Studio peren - Brevetti per invenzioni industriali e Marchi: Comunicato Stampa
  • 25 lug Studio peren - Brevetti per invenzioni industriali e Marchi
    16:04 - 25 lug 2012 Lecce (LE) www.peren.it

    Record di brevetti per la Germania

    Patent è uno di quei «falsi amici» che traggono in inganno quando si traduce dal tedesco all'italiano, e viceversa. Non vuol dire patente di guida, ma brevetto. Ed è un falso amico che spiega perché la Germania è in testa in Europa. L'anno scorso nessun paese della Ue ha registrato tanti brevetti come la Repubblica federale, anzi i ricercatori e le industrie tedesche sarebbero in testa nella classifica mondiale, se si tenesse conto della popolazione.

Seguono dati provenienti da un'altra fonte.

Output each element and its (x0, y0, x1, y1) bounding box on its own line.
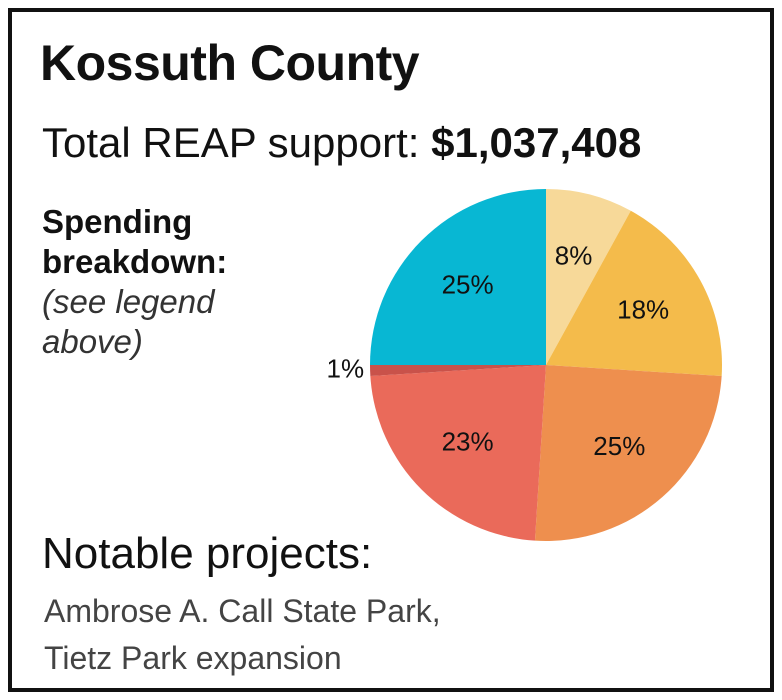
slice-label-2: 18% (617, 294, 669, 324)
pie-slice-5 (370, 365, 546, 377)
page-title: Kossuth County (40, 35, 420, 91)
card-frame (8, 8, 774, 692)
pie-slice-6 (370, 189, 546, 365)
breakdown-heading-line2: breakdown: (42, 243, 228, 280)
spending-breakdown: Spending breakdown: (see legend above) (42, 202, 227, 362)
total-support-label: Total REAP support: (42, 119, 432, 166)
total-support-amount: $1,037,408 (431, 119, 642, 166)
pie-slice-4 (370, 365, 546, 541)
pie-slice-1 (546, 189, 631, 365)
slice-label-1: 8% (555, 240, 593, 270)
pie-slice-3 (534, 365, 722, 541)
slice-label-6: 25% (442, 269, 494, 299)
total-support: Total REAP support: $1,037,408 (42, 122, 641, 164)
project-item-2: Tietz Park expansion (44, 640, 342, 676)
slice-label-5: 1% (327, 354, 365, 384)
project-item-1: Ambrose A. Call State Park, (44, 593, 441, 629)
slice-label-4: 23% (442, 426, 494, 456)
slice-label-3: 25% (593, 431, 645, 461)
breakdown-heading-line1: Spending (42, 203, 193, 240)
pie-slice-2 (546, 210, 722, 377)
legend-note-line2: above) (42, 323, 143, 360)
notable-projects-heading: Notable projects: (42, 529, 373, 578)
legend-note-line1: (see legend (42, 283, 215, 320)
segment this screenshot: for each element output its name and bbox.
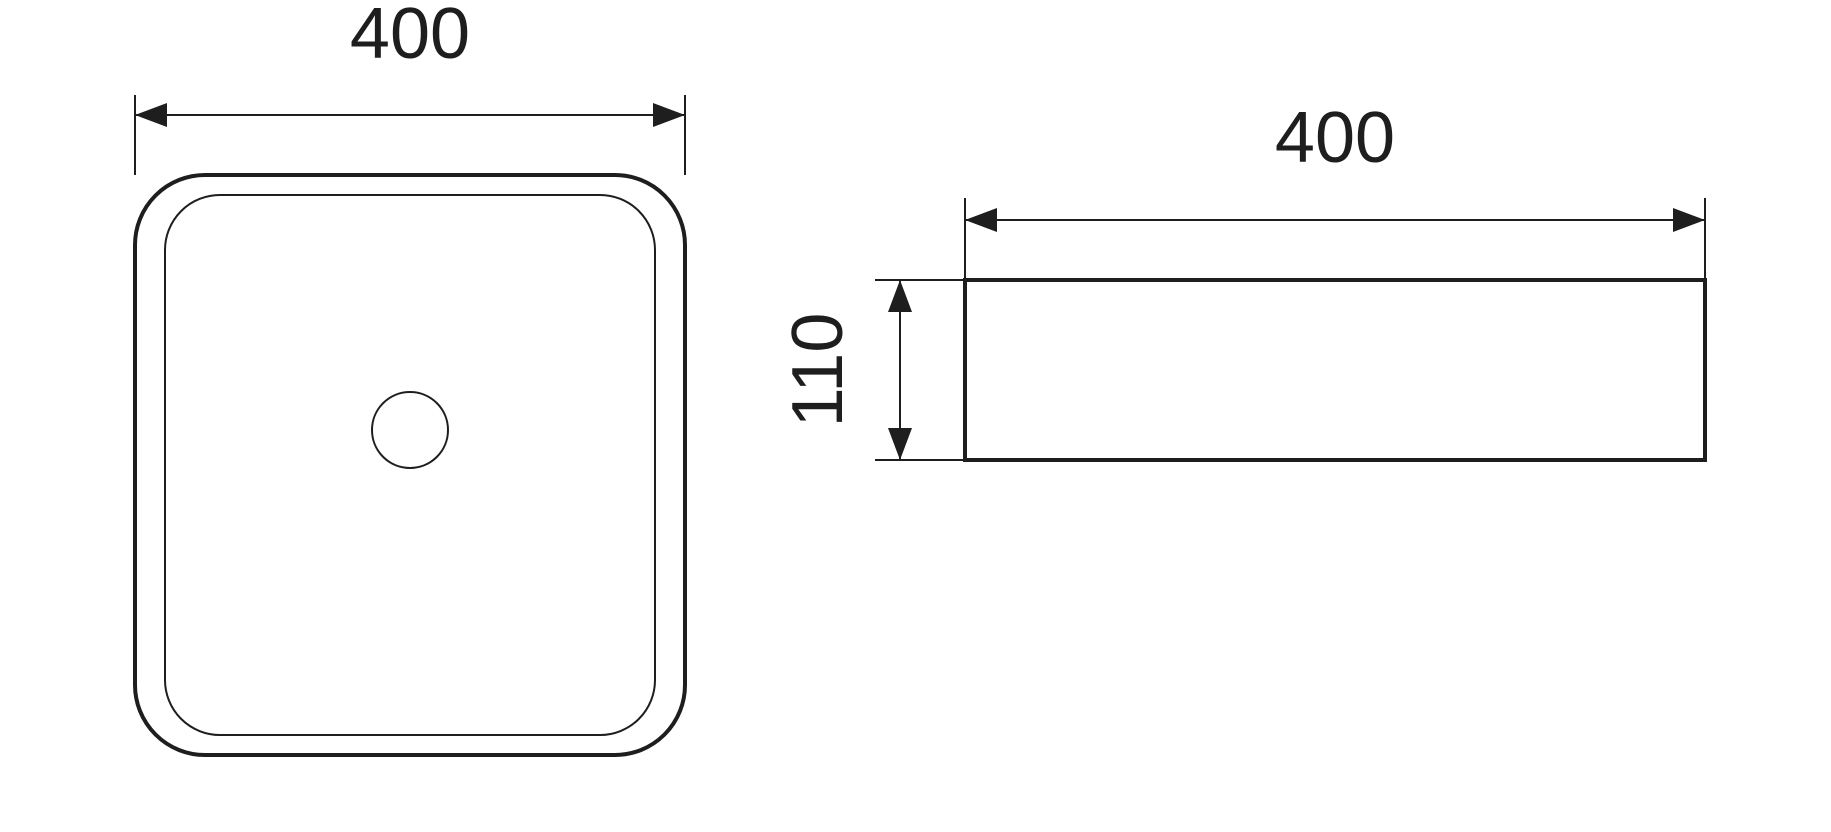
dimension-label: 400 (1275, 98, 1395, 178)
dimension-label: 400 (350, 0, 470, 74)
dimension-label: 110 (778, 313, 858, 428)
side-view-rect (965, 280, 1705, 460)
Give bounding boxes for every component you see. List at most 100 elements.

    In base ai brevetti per milione di abitanti, la Germania supera anche gli Stati Uniti, con un rapporto 2 a 1, ma questi sono calcoli per i maniaci delle statistiche, che riescono sempre a trovare un dato favorevole. Berlino non ha bisogno di stravincere. Detiene il record dei brevetti perché spende più di ogni altro paese per la ricerca, sia da parte pubblica che privata e, a quanto pare, non spreca gli investimenti.

    Nel 2011, all'Epa di Monaco, l'Ente europeo per i brevetti, sono giunte 243 mila richieste di registrazione, con un aumento del 3% rispetto all'anno precedente, che aveva stabilito un record con 237.500 brevetti. Il maggior numero proviene da paesi non europei, con una percentuale del 62%, in lieve aumento sul 2010 (61%). In generale, l'Europa rimane costante, mentre sale lentamente l'Asia, e calano gli Stati Uniti, dal 26 al 24%. In testa troviamo la Cina, con un incremento del 5% che la porta al 7% del totale, e il Giappone, con un aumento del 18% e una percentuale sul totale sempre del 18%. Tra i paesi non europei, sono notevoli gli incrementi dell'India (più 13%), della Russia (più 26%) e del Brasile (più 11%), ma che sono sempre agli ultimi posti in assoluto.

    In Europa, la Germania non teme concorrenza: registra il 14% dei brevetti, quanto tutti gli altri principali concorrenti messi insieme: la Francia giunge al 5%, la Svizzera al 3%, come la Gran Bretagna e l'Olanda. Non vengono comunicati i dati relativi all'Italia, ma questa è ormai un'abitudine, quasi in ogni statistica. Ce l'avranno con noi o non siamo più rappresentativi? Un risultato dovuto anche all'investimento. Dal 2005 in Germania le spese pubbliche per la ricerca sono aumentate del 50%, da 9 a 13,7 miliardi di euro. E le imprese private sono state ancora più generose: hanno investito 47 miliardi per la ricerca e per lo sviluppo di prodotti già esistenti.

    In rapporto al pil, Berlino è passata dal 2,51 al 2,82%, senza tuttavia raggiungere ancora il 3% indicato come auspicabile dall'Ue, ma spende sempre più di ogni altro paese in Europa. La media della Comunità è poco inferiore al 2%, e noi ne siamo ben lontani: nel 2010 l'Italia ha speso per la ricerca l'1,26% del pil, solo Ungheria, Polonia e Grecia hanno fatto peggio. E poco più della metà (il 53%) dei 19 miliardi di euro proviene dalle industrie private. Noi ci lamentiamo della cosiddetta fuga di cervelli? In Germania, i giovani ricercatori cominciano a tornare in patria, assicura la Frankfurter Allgemeine pur senza fornire dati. Il 30% dei giovani giunge a un diploma superiore, e nel 2010 sono stati 240 mila, un altro record. E con una laurea si ha quasi certezza di trovare un'occupazione adeguata al titolo di studio, anche per chi ha seguito studi umanistici.